Continuing with this reasoning, the Tribunal determined that it was empowered (and, indeed, obliged) to order interim measures if it concluded that those measures were necessary:

to safeguard the interests of the requesting Party with respect to the matter in dispute; or

to avoid prejudice to the final solution of the dispute; or

to avoid aggravation or extension of the dispute.

The Tribunal emphasised that only one of these measures would have to be met in order for interim measures to be granted. It also emphasised that interim measures under the Treaty remained an extraordinary recourse requiring that, without prejudice to the Tribunal’s ultimate ruling on merits, the claims set forth by the Party seeking those measures appeared at least “plausible”. It determined that the facts underlying the Request satisfied this requirement.

The Tribunal’s order for interim measures

The Tribunal found that the second criteria for ordering interim measures – namely, that they would be “necessary…to avoid prejudice to the final solution of the dispute” – bore most relevance to Pakistan’s application. Indeed, this provision was interpreted to be one intended to protect the Tribunal’s own position rather than the rights or interests of either Party, i.e., where, in the absence of an order for interim measures, ongoing work on the Project might otherwise compromise either the liberty of the Tribunal to render an award or the Parties’ ability to implement an award without prohibitive delay or costs.

Pursuant to this provision, the Tribunal ordered that India could not therefore proceed with any permanent works on or above the riverbed which might inhibit the restoration of the full flow of the river to its natural channel.

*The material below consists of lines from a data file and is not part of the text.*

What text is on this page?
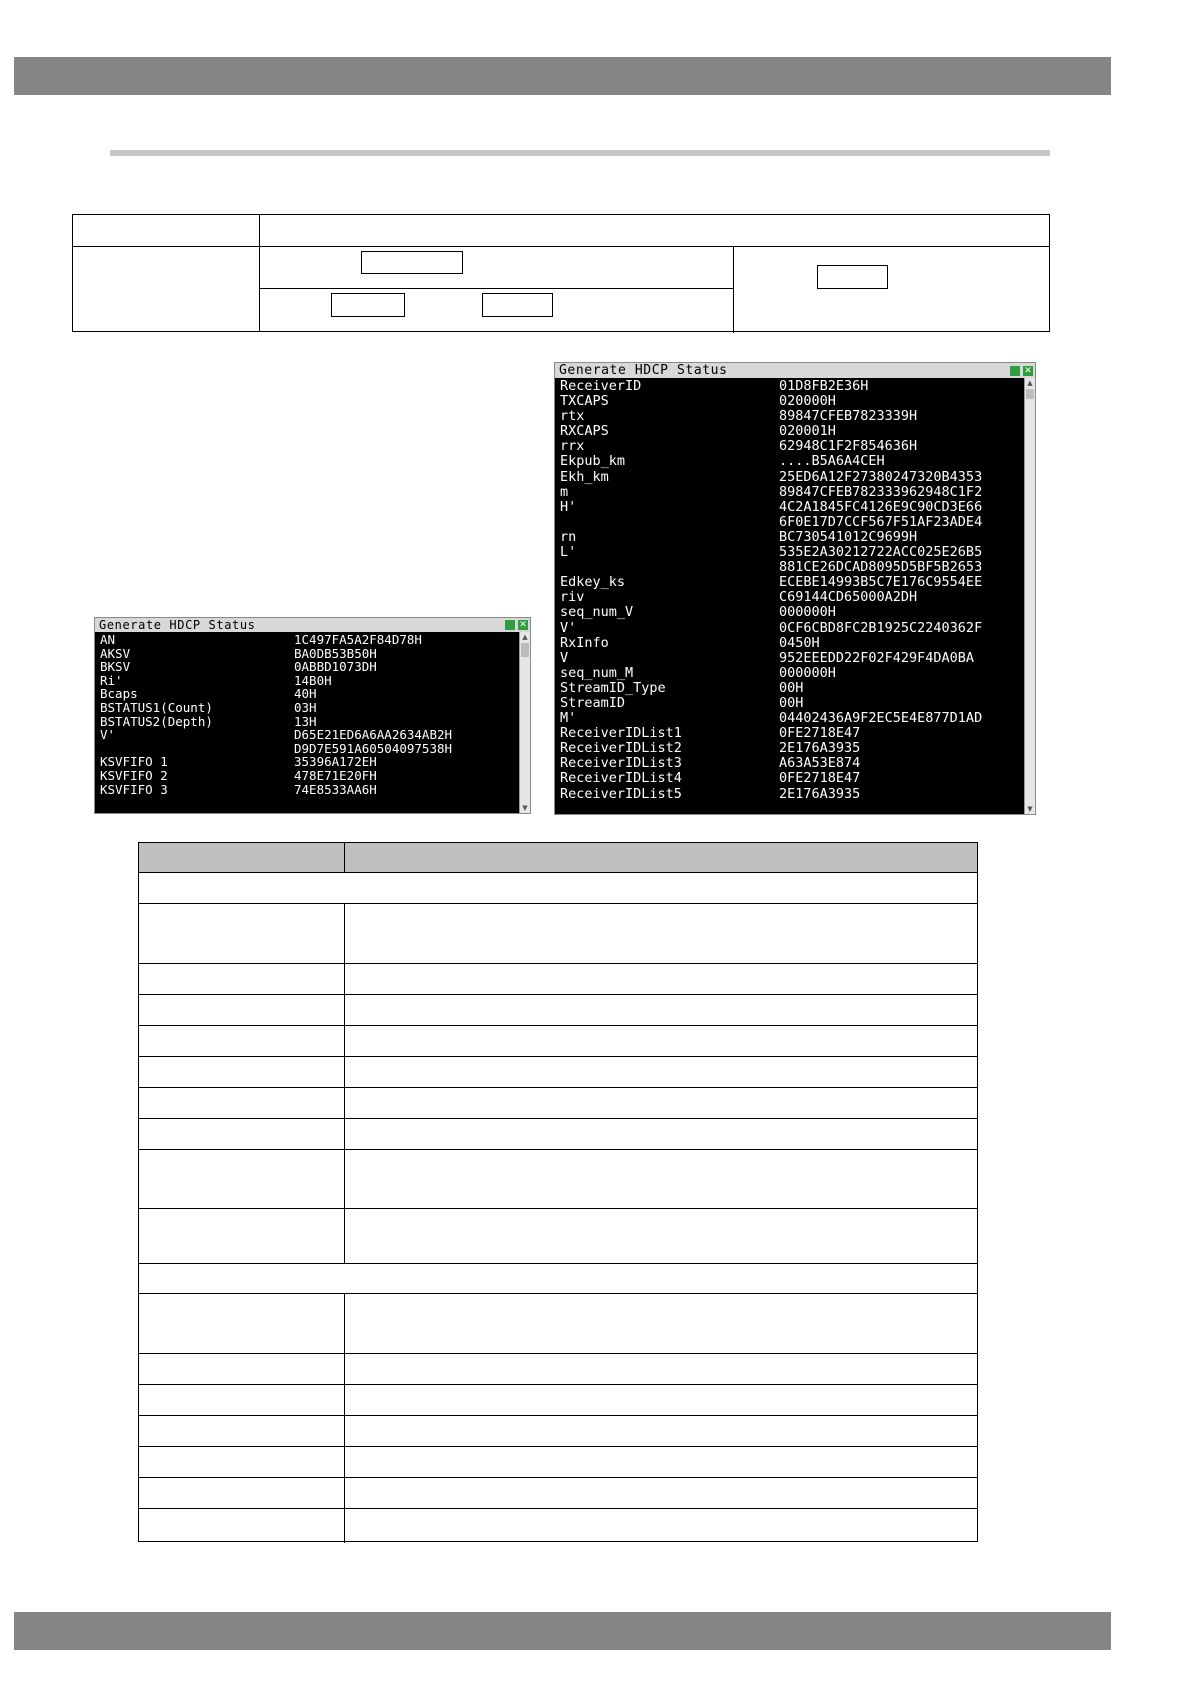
Generate HDCP Status	✕
▲
▼
AN	1C497FA5A2F84D78H
AKSV	BA0DB53B50H
BKSV	0ABBD1073DH
Ri'	14B0H
Bcaps	40H
BSTATUS1(Count)	03H
BSTATUS2(Depth)	13H
V'	D65E21ED6A6AA2634AB2H
D9D7E591A60504097538H
KSVFIFO 1	35396A172EH
KSVFIFO 2	478E71E20FH
KSVFIFO 3	74E8533AA6H
Generate HDCP Status	✕
▲
▼
ReceiverID	01D8FB2E36H
TXCAPS	020000H
rtx	89847CFEB7823339H
RXCAPS	020001H
rrx	62948C1F2F854636H
Ekpub_km	....B5A6A4CEH
Ekh_km	25ED6A12F27380247320B4353
m	89847CFEB782333962948C1F2
H'	4C2A1845FC4126E9C90CD3E66
6F0E17D7CCF567F51AF23ADE4
rn	BC730541012C9699H
L'	535E2A30212722ACC025E26B5
881CE26DCAD8095D5BF5B2653
Edkey_ks	ECEBE14993B5C7E176C9554EE
riv	C69144CD65000A2DH
seq_num_V	000000H
V'	0CF6CBD8FC2B1925C2240362F
RxInfo	0450H
V	952EEEDD22F02F429F4DA0BA
seq_num_M	000000H
StreamID_Type	00H
StreamID	00H
M'	04402436A9F2EC5E4E877D1AD
ReceiverIDList1	0FE2718E47
ReceiverIDList2	2E176A3935
ReceiverIDList3	A63A53E874
ReceiverIDList4	0FE2718E47
ReceiverIDList5	2E176A3935
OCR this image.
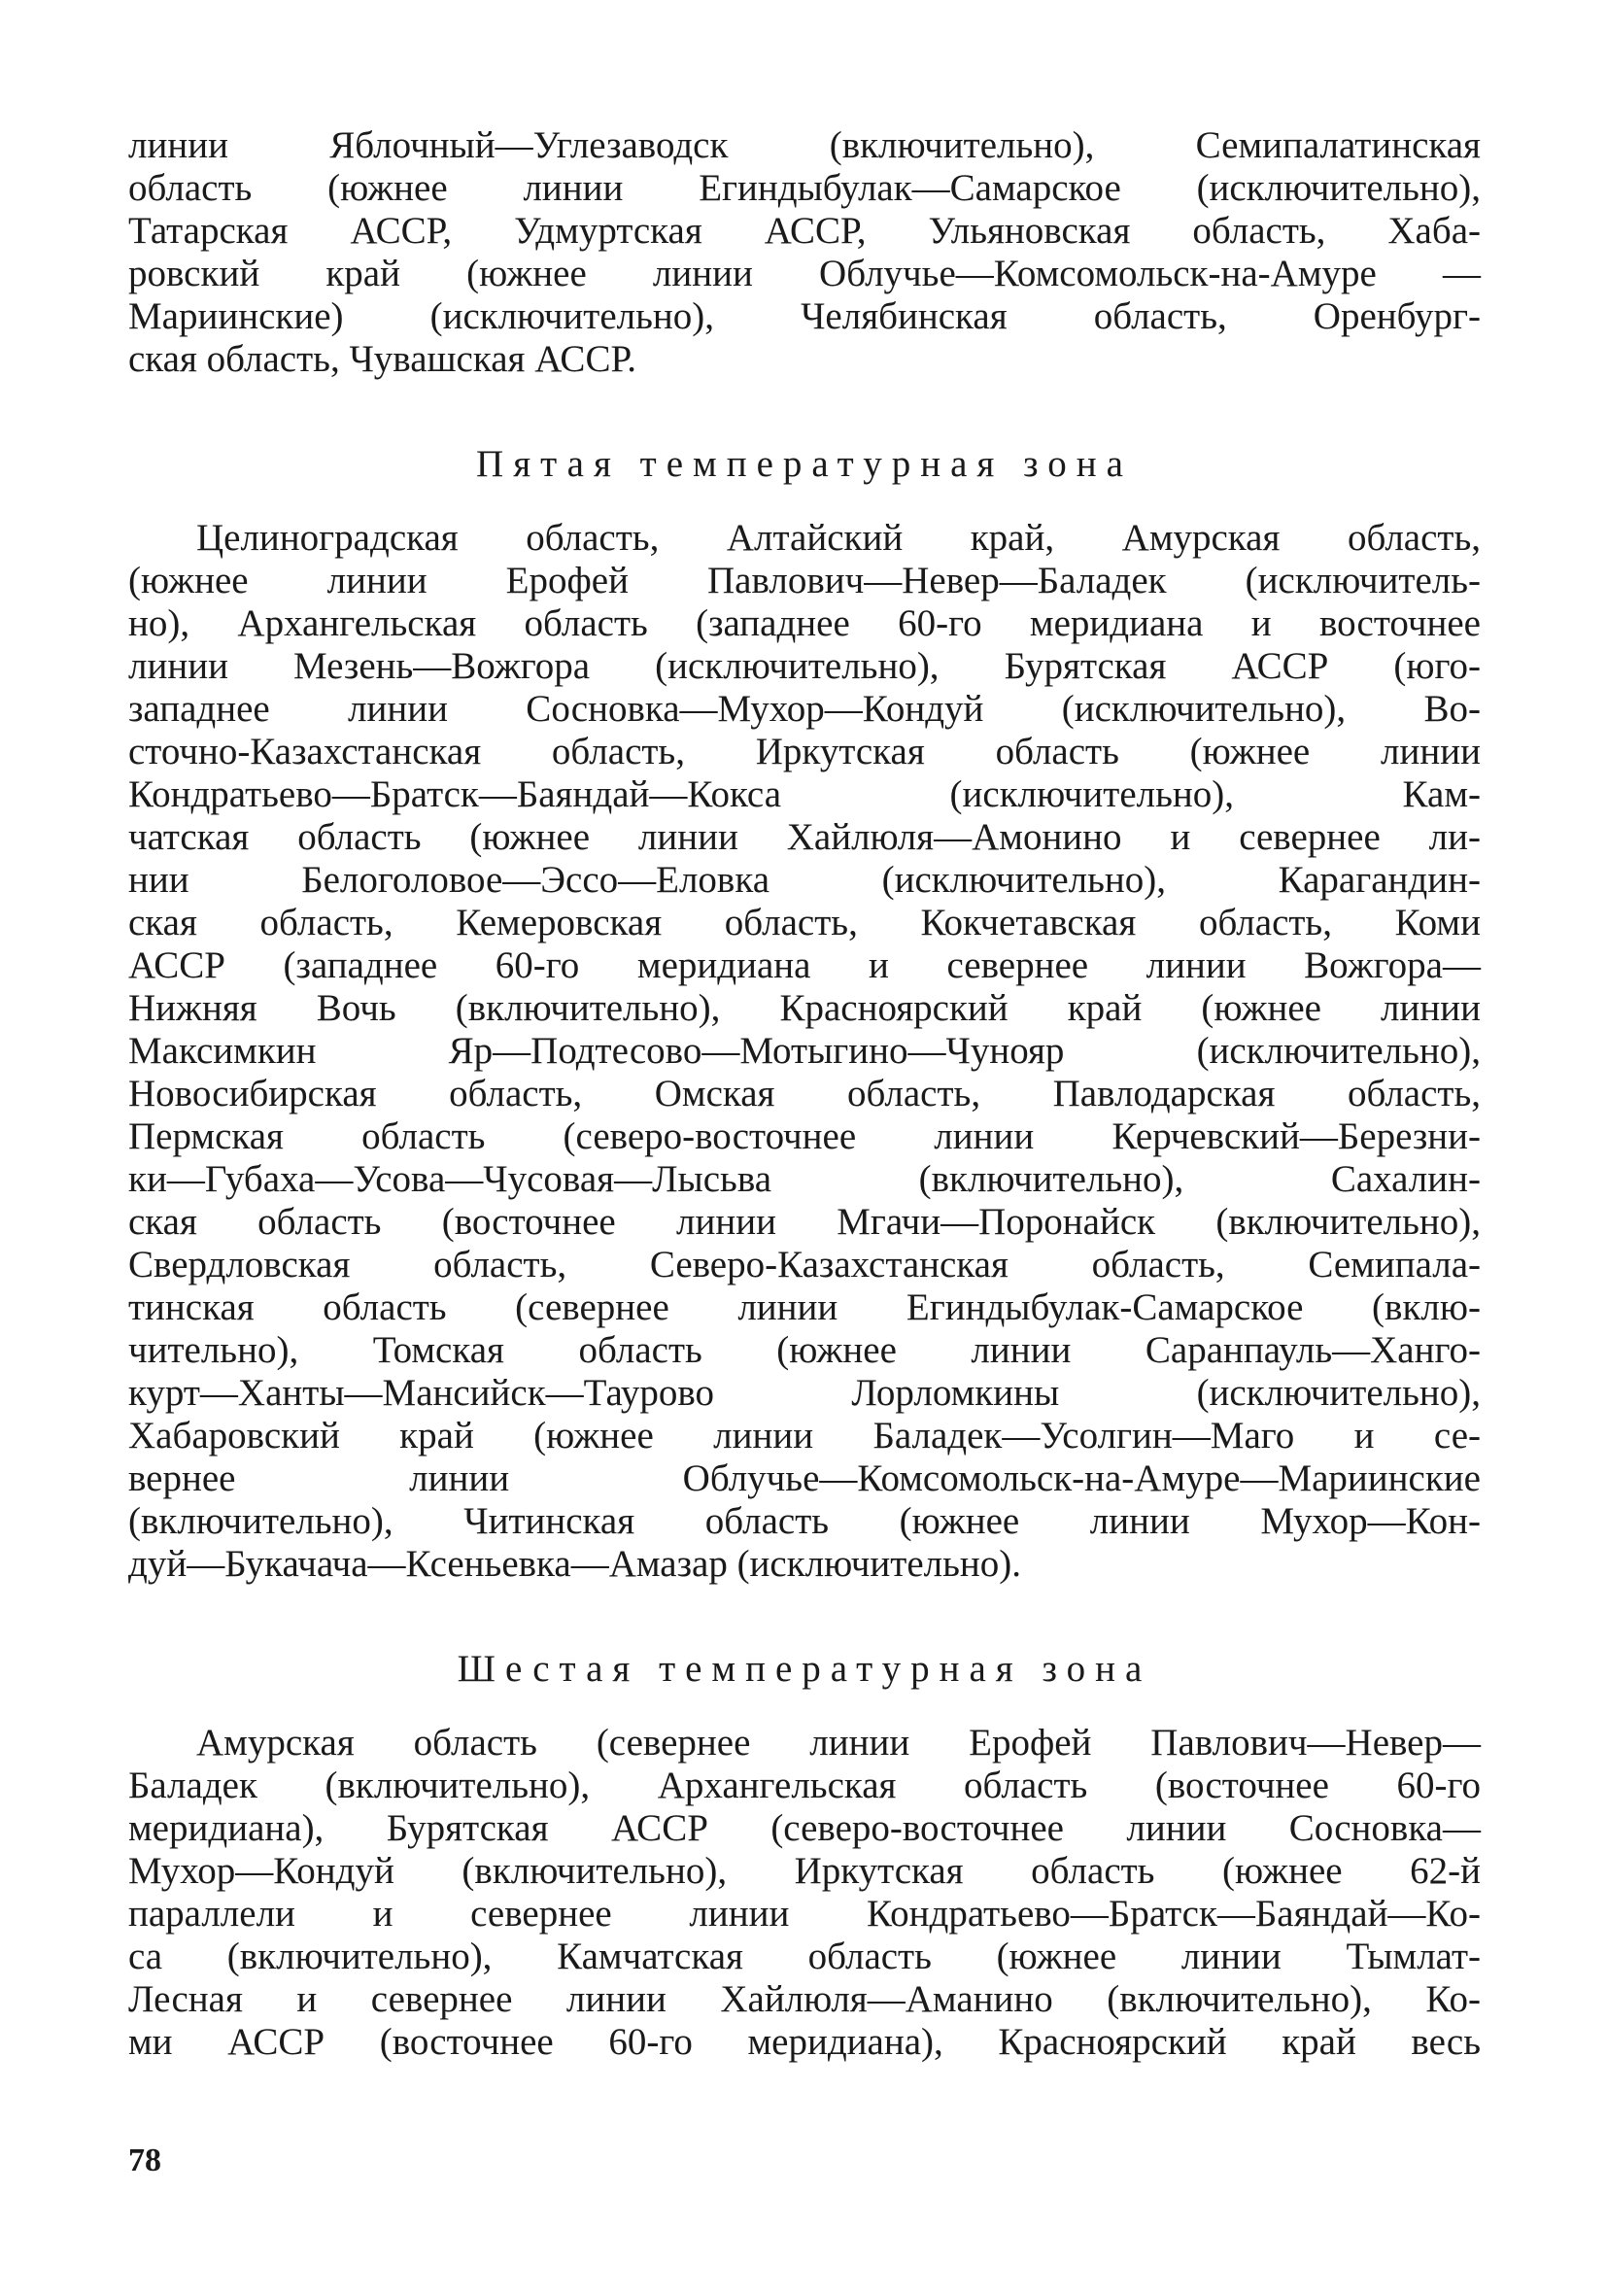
линии Яблочный—Углезаводск (включительно), Семипалатинская
область (южнее линии Егиндыбулак—Самарское (исключительно),
Татарская АССР, Удмуртская АССР, Ульяновская область, Хаба-
ровский край (южнее линии Облучье—Комсомольск-на-Амуре —
Мариинские) (исключительно), Челябинская область, Оренбург-
ская область, Чувашская АССР.
Пятая температурная зона
Целиноградская область, Алтайский край, Амурская область,
(южнее линии Ерофей Павлович—Невер—Баладек (исключитель-
но), Архангельская область (западнее 60-го меридиана и восточнее
линии Мезень—Вожгора (исключительно), Бурятская АССР (юго-
западнее линии Сосновка—Мухор—Кондуй (исключительно), Во-
сточно-Казахстанская область, Иркутская область (южнее линии
Кондратьево—Братск—Баяндай—Кокса (исключительно), Кам-
чатская область (южнее линии Хайлюля—Амонино и севернее ли-
нии Белоголовое—Эссо—Еловка (исключительно), Карагандин-
ская область, Кемеровская область, Кокчетавская область, Коми
АССР (западнее 60-го меридиана и севернее линии Вожгора—
Нижняя Вочь (включительно), Красноярский край (южнее линии
Максимкин Яр—Подтесово—Мотыгино—Чунояр (исключительно),
Новосибирская область, Омская область, Павлодарская область,
Пермская область (северо-восточнее линии Керчевский—Березни-
ки—Губаха—Усова—Чусовая—Лысьва (включительно), Сахалин-
ская область (восточнее линии Мгачи—Поронайск (включительно),
Свердловская область, Северо-Казахстанская область, Семипала-
тинская область (севернее линии Егиндыбулак-Самарское (вклю-
чительно), Томская область (южнее линии Саранпауль—Ханго-
курт—Ханты—Мансийск—Таурово Лорломкины (исключительно),
Хабаровский край (южнее линии Баладек—Усолгин—Маго и се-
вернее линии Облучье—Комсомольск-на-Амуре—Мариинские
(включительно), Читинская область (южнее линии Мухор—Кон-
дуй—Букачача—Ксеньевка—Амазар (исключительно).
Шестая температурная зона
Амурская область (севернее линии Ерофей Павлович—Невер—
Баладек (включительно), Архангельская область (восточнее 60-го
меридиана), Бурятская АССР (северо-восточнее линии Сосновка—
Мухор—Кондуй (включительно), Иркутская область (южнее 62-й
параллели и севернее линии Кондратьево—Братск—Баяндай—Ко-
са (включительно), Камчатская область (южнее линии Тымлат-
Лесная и севернее линии Хайлюля—Аманино (включительно), Ко-
ми АССР (восточнее 60-го меридиана), Красноярский край весь
78
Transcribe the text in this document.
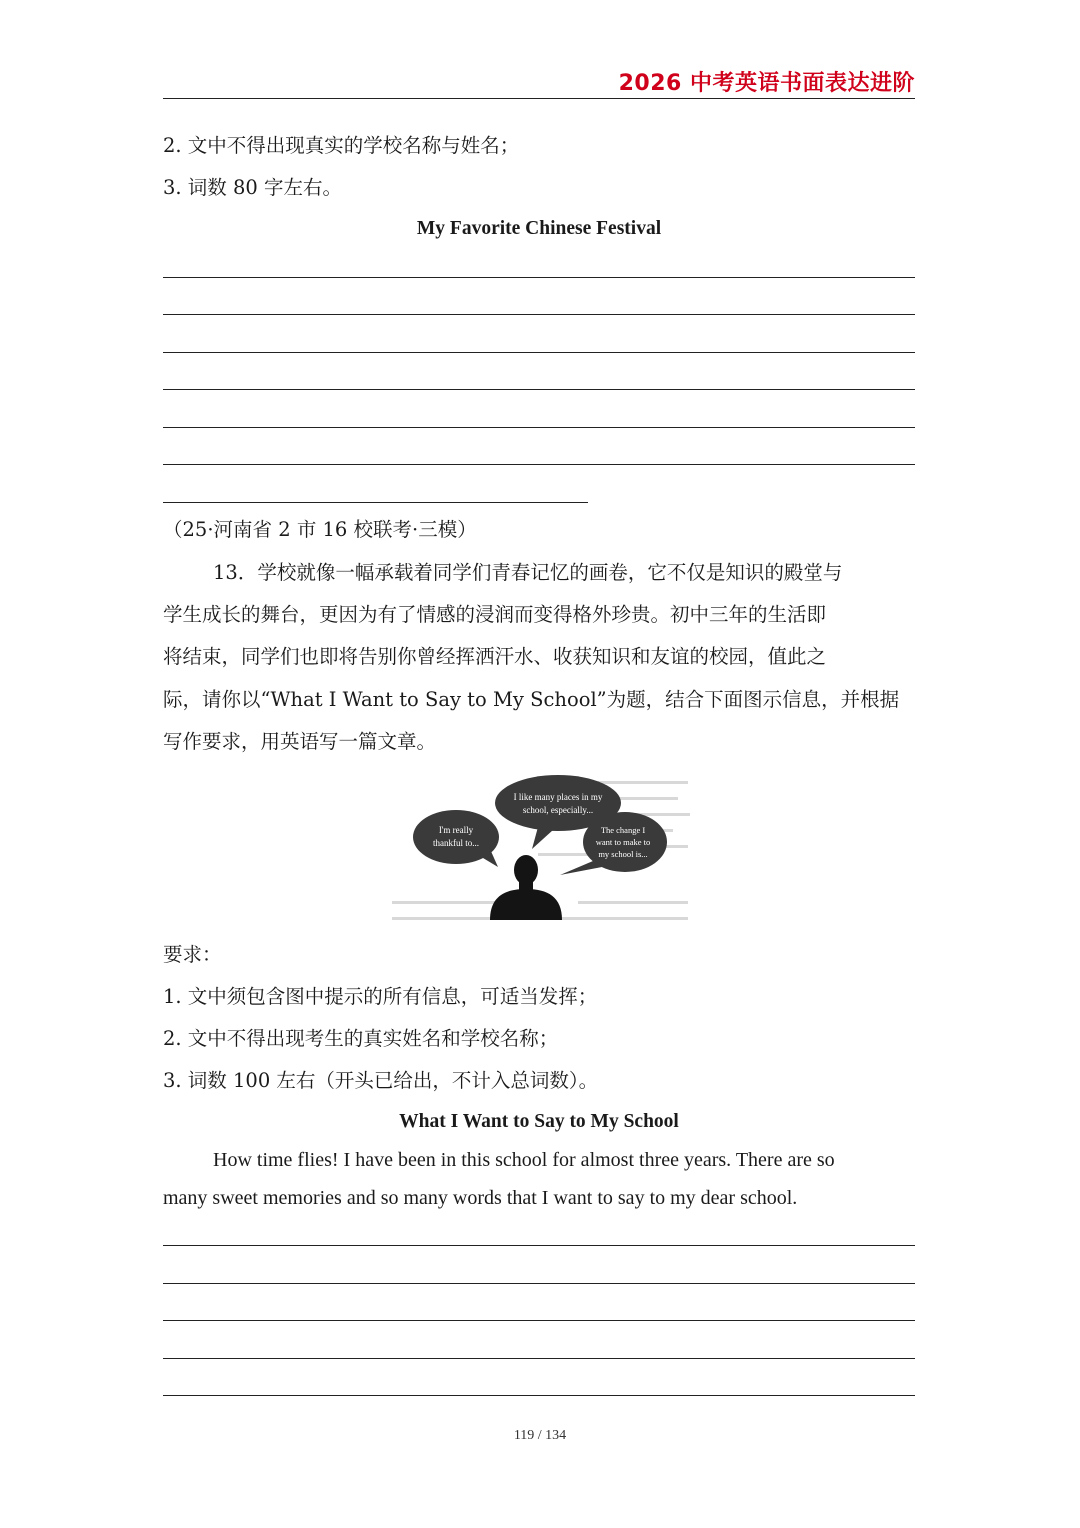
2026 中考英语书面表达进阶
2. 文中不得出现真实的学校名称与姓名；
3. 词数 80 字左右。
My Favorite Chinese Festival
（25·河南省 2 市 16 校联考·三模）
13．学校就像一幅承载着同学们青春记忆的画卷，它不仅是知识的殿堂与
学生成长的舞台，更因为有了情感的浸润而变得格外珍贵。初中三年的生活即
将结束，同学们也即将告别你曾经挥洒汗水、收获知识和友谊的校园，值此之
际，请你以“What I Want to Say to My School”为题，结合下面图示信息，并根据
写作要求，用英语写一篇文章。
I'm really
thankful to...
I like many places in my
school, especially...
The change I
want to make to
my school is...
要求：
1. 文中须包含图中提示的所有信息，可适当发挥；
2. 文中不得出现考生的真实姓名和学校名称；
3. 词数 100 左右（开头已给出，不计入总词数）。
What I Want to Say to My School
How time flies! I have been in this school for almost three years. There are so
many sweet memories and so many words that I want to say to my dear school.
119 / 134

This included a stop to works which India had originally intended to begin in November. However, India was permitted to proceed with other key components of the Project, including plans to divert the river temporarily using a by-pass tunnel and to build sub-surface foundations for the dam.

The Tribunal also ordered that Pakistan and India arrange for periodic joint inspections of the dam site in order to monitor compliance with the Tribunal’s order, with a joint report to be submitted to the Tribunal by no later than 19 December 2011.

Analysis

The Tribunal is the first ever to be formed under the dispute resolution provisions of the Treaty, although not the first attempt by Pakistan to challenge India’s hydropower activities in the region. In 2005 a “difference” relating to India’s Baglihar project on the Chenab river was resolved by a neutral expert under a separate provision of the Treaty (a determination that itself became a point of contention between the Parties in the present proceedings).

As it is a sui generis Tribunal constituted under the Treaty, the Tribunal’s findings on Pakistan’s interim measures application are not reflective of custom in international law. Indeed, the Tribunal was at pains to differentiate its role in determining whether the Request complied with the provisions of the Treaty from the jurisprudence of the International Court of Justice on interim measures, which it specifically distinguished.
The Tribunal’s decision seeks to find middle ground between the demands of Pakistan that its long-term rights – should it win on merits – not be put in jeopardy by a fait accompli on the ground and the demands of India that it be allowed to continue with important works affecting the jobs and livelihoods of many of its citizens.

More broadly, the Tribunal took a relatively positive view of the proceedings: despite Pakistan invoking historic grievances dating back to 1948, the Tribunal noted that it was “important at the outset…to record that key matters of agreement have emerged in the course of this arbitration…[which] bode well for the continuing vitality of the Treaty”. An award on merits, which will provide a further significant test of the Treaty’s vitality, is expected in late 2012 or early 2013.